Although mass tree felling for the purpose of producing charcoal is a business of the rural areas, especially in the North Central part of the country, the exploding population of people in Nigeria’s urban centers relies on the end product for cooking.
The charcoal business is not new to the country, as blacksmiths used it for over a century before the present time. However, the period between 1990 and 1995 raised its use from blacksmithing to domestic cooking after Nigerians manufactured charcoal stoves popularly known as Abacha stoves.
The stove — so named because it was manufactured during the administration of Nigeria’s former military leader, Late General Sani Abacha — is a locally fabricated stove that is mainly powered by charcoal and sawdust. Sawdust is made of small chippings of wood and is commonly found at sawmills and carpenter workshops as waste products, which made it easier for Nigerians to acquire for free to cook their meals.
Many of the stoves were products of Do-It-Yourself experiments which entailed getting a metal paint container, creating holes in it to stack the sawdust, and letting it breathe while it burned.
The stove wasn’t complicated and was a cheap substitute for kerosene stoves.

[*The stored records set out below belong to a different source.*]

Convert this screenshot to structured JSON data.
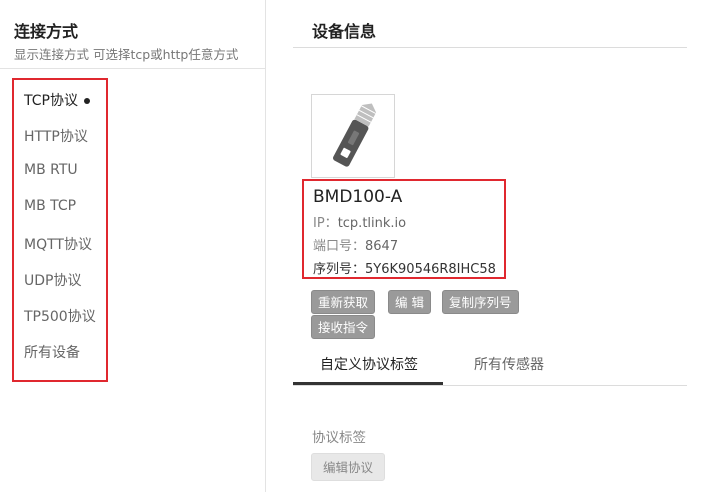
{
  "left": {
    "title": "连接方式",
    "subtitle": "显示连接方式 可选择tcp或http任意方式",
    "protocols": [
      {
        "label": "TCP协议",
        "active": true
      },
      {
        "label": "HTTP协议",
        "active": false
      },
      {
        "label": "MB RTU",
        "active": false
      },
      {
        "label": "MB TCP",
        "active": false
      },
      {
        "label": "MQTT协议",
        "active": false
      },
      {
        "label": "UDP协议",
        "active": false
      },
      {
        "label": "TP500协议",
        "active": false
      },
      {
        "label": "所有设备",
        "active": false
      }
    ]
  },
  "right": {
    "title": "设备信息",
    "device": {
      "name": "BMD100-A",
      "ip_label": "IP：",
      "ip": "tcp.tlink.io",
      "port_label": "端口号：",
      "port": "8647",
      "serial_label": "序列号：",
      "serial": "5Y6K90546R8IHC58"
    },
    "buttons": {
      "refetch": "重新获取",
      "edit": "编 辑",
      "copy_serial": "复制序列号",
      "receive_cmd": "接收指令"
    },
    "tabs": [
      {
        "label": "自定义协议标签",
        "active": true
      },
      {
        "label": "所有传感器",
        "active": false
      }
    ],
    "section_label": "协议标签",
    "edit_protocol_button": "编辑协议"
  },
  "icons": {
    "device_image": "utility-knife-icon"
  },
  "colors": {
    "highlight_border": "#e0282f",
    "button_gray": "#9a9a9a"
  }
}
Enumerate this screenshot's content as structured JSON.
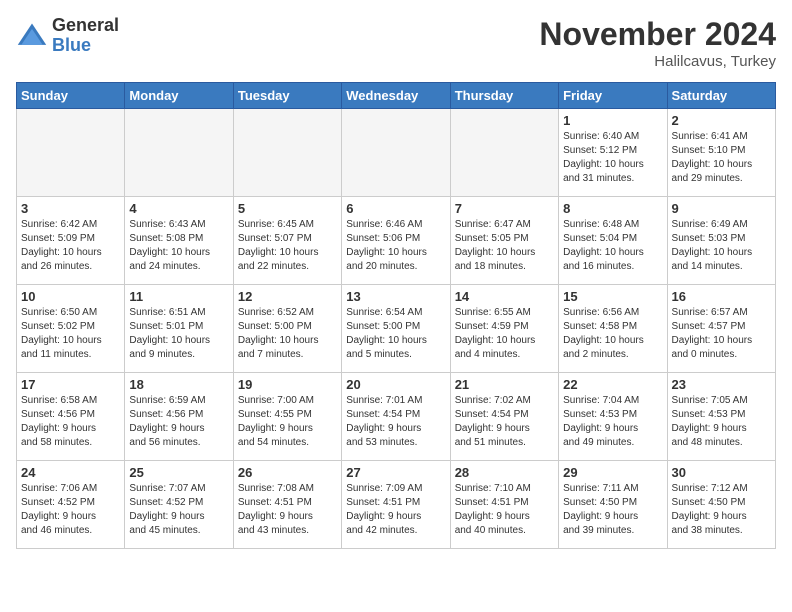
{
  "header": {
    "logo_general": "General",
    "logo_blue": "Blue",
    "month_title": "November 2024",
    "location": "Halilcavus, Turkey"
  },
  "weekdays": [
    "Sunday",
    "Monday",
    "Tuesday",
    "Wednesday",
    "Thursday",
    "Friday",
    "Saturday"
  ],
  "weeks": [
    [
      {
        "day": "",
        "info": ""
      },
      {
        "day": "",
        "info": ""
      },
      {
        "day": "",
        "info": ""
      },
      {
        "day": "",
        "info": ""
      },
      {
        "day": "",
        "info": ""
      },
      {
        "day": "1",
        "info": "Sunrise: 6:40 AM\nSunset: 5:12 PM\nDaylight: 10 hours\nand 31 minutes."
      },
      {
        "day": "2",
        "info": "Sunrise: 6:41 AM\nSunset: 5:10 PM\nDaylight: 10 hours\nand 29 minutes."
      }
    ],
    [
      {
        "day": "3",
        "info": "Sunrise: 6:42 AM\nSunset: 5:09 PM\nDaylight: 10 hours\nand 26 minutes."
      },
      {
        "day": "4",
        "info": "Sunrise: 6:43 AM\nSunset: 5:08 PM\nDaylight: 10 hours\nand 24 minutes."
      },
      {
        "day": "5",
        "info": "Sunrise: 6:45 AM\nSunset: 5:07 PM\nDaylight: 10 hours\nand 22 minutes."
      },
      {
        "day": "6",
        "info": "Sunrise: 6:46 AM\nSunset: 5:06 PM\nDaylight: 10 hours\nand 20 minutes."
      },
      {
        "day": "7",
        "info": "Sunrise: 6:47 AM\nSunset: 5:05 PM\nDaylight: 10 hours\nand 18 minutes."
      },
      {
        "day": "8",
        "info": "Sunrise: 6:48 AM\nSunset: 5:04 PM\nDaylight: 10 hours\nand 16 minutes."
      },
      {
        "day": "9",
        "info": "Sunrise: 6:49 AM\nSunset: 5:03 PM\nDaylight: 10 hours\nand 14 minutes."
      }
    ],
    [
      {
        "day": "10",
        "info": "Sunrise: 6:50 AM\nSunset: 5:02 PM\nDaylight: 10 hours\nand 11 minutes."
      },
      {
        "day": "11",
        "info": "Sunrise: 6:51 AM\nSunset: 5:01 PM\nDaylight: 10 hours\nand 9 minutes."
      },
      {
        "day": "12",
        "info": "Sunrise: 6:52 AM\nSunset: 5:00 PM\nDaylight: 10 hours\nand 7 minutes."
      },
      {
        "day": "13",
        "info": "Sunrise: 6:54 AM\nSunset: 5:00 PM\nDaylight: 10 hours\nand 5 minutes."
      },
      {
        "day": "14",
        "info": "Sunrise: 6:55 AM\nSunset: 4:59 PM\nDaylight: 10 hours\nand 4 minutes."
      },
      {
        "day": "15",
        "info": "Sunrise: 6:56 AM\nSunset: 4:58 PM\nDaylight: 10 hours\nand 2 minutes."
      },
      {
        "day": "16",
        "info": "Sunrise: 6:57 AM\nSunset: 4:57 PM\nDaylight: 10 hours\nand 0 minutes."
      }
    ],
    [
      {
        "day": "17",
        "info": "Sunrise: 6:58 AM\nSunset: 4:56 PM\nDaylight: 9 hours\nand 58 minutes."
      },
      {
        "day": "18",
        "info": "Sunrise: 6:59 AM\nSunset: 4:56 PM\nDaylight: 9 hours\nand 56 minutes."
      },
      {
        "day": "19",
        "info": "Sunrise: 7:00 AM\nSunset: 4:55 PM\nDaylight: 9 hours\nand 54 minutes."
      },
      {
        "day": "20",
        "info": "Sunrise: 7:01 AM\nSunset: 4:54 PM\nDaylight: 9 hours\nand 53 minutes."
      },
      {
        "day": "21",
        "info": "Sunrise: 7:02 AM\nSunset: 4:54 PM\nDaylight: 9 hours\nand 51 minutes."
      },
      {
        "day": "22",
        "info": "Sunrise: 7:04 AM\nSunset: 4:53 PM\nDaylight: 9 hours\nand 49 minutes."
      },
      {
        "day": "23",
        "info": "Sunrise: 7:05 AM\nSunset: 4:53 PM\nDaylight: 9 hours\nand 48 minutes."
      }
    ],
    [
      {
        "day": "24",
        "info": "Sunrise: 7:06 AM\nSunset: 4:52 PM\nDaylight: 9 hours\nand 46 minutes."
      },
      {
        "day": "25",
        "info": "Sunrise: 7:07 AM\nSunset: 4:52 PM\nDaylight: 9 hours\nand 45 minutes."
      },
      {
        "day": "26",
        "info": "Sunrise: 7:08 AM\nSunset: 4:51 PM\nDaylight: 9 hours\nand 43 minutes."
      },
      {
        "day": "27",
        "info": "Sunrise: 7:09 AM\nSunset: 4:51 PM\nDaylight: 9 hours\nand 42 minutes."
      },
      {
        "day": "28",
        "info": "Sunrise: 7:10 AM\nSunset: 4:51 PM\nDaylight: 9 hours\nand 40 minutes."
      },
      {
        "day": "29",
        "info": "Sunrise: 7:11 AM\nSunset: 4:50 PM\nDaylight: 9 hours\nand 39 minutes."
      },
      {
        "day": "30",
        "info": "Sunrise: 7:12 AM\nSunset: 4:50 PM\nDaylight: 9 hours\nand 38 minutes."
      }
    ]
  ]
}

However, the process still needed a bit of kerosene to start the fire and keep it alive during the course of cooking.
The present
According to a February 2022 report by the National Bureau of Statistics (NBS), the average retail price of LPG increased by 83.69% from February 2021. The average retail price of household kerosene also increased by 26.66% in the same period.
The lingering scarcity and soaring price of cooking fuel, coupled with the general economic hardship, is driving many Nigerians to embrace Abacha stoves just like they did decades ago — a clear case of deja vu.
The Abacha stove is fast taking over the kerosene stove among the urban poor because of the increasing price of kerosene and Liquefied Petroleum Gas (LPG) which is also derailing the drive to get more Nigerians to adopt LPG.
Environmental implication
The Abacha stove is not environmentally friendly because emissions from it contribute to environmental pollution and contribute to climate change.
In addition, it requires the felling of trees in some cases to make charcoal to power the stove. Deforestation is a major driver of climate change.
Health implication
The most pressing concern with the Abacha stove is its health implications especially as you need to keep fanning the stove with either your mouth or an object to keep it burning thereby exposing you to poisonous fumes that potentially cause lung diseases and are especially harmful to children.
The United Nations International Children’s Emergency Fund (UNICEF) said in 2021 that almost 185 children under the age of five die every day from pneumonia due to air pollution in Nigeria. The majority of the deaths are from air pollution in the household, including that from cooking over open fires.
The Abacha stove may save families a lot of money but the environmental and health implications of its use far outweigh the benefit.
The Nigerian government unveiled its climate goals and plans and has commenced efforts toward meeting emissions targets. With the comeback of the Abacha stove, all effort at meeting net-zero will go up in smoke – literally.
Poverty remains one of the militating factors against the country’s efforts at combating climate change. The government must make clean cooking fuel available and affordable for it is only when that is done that we can make headway with our climate target.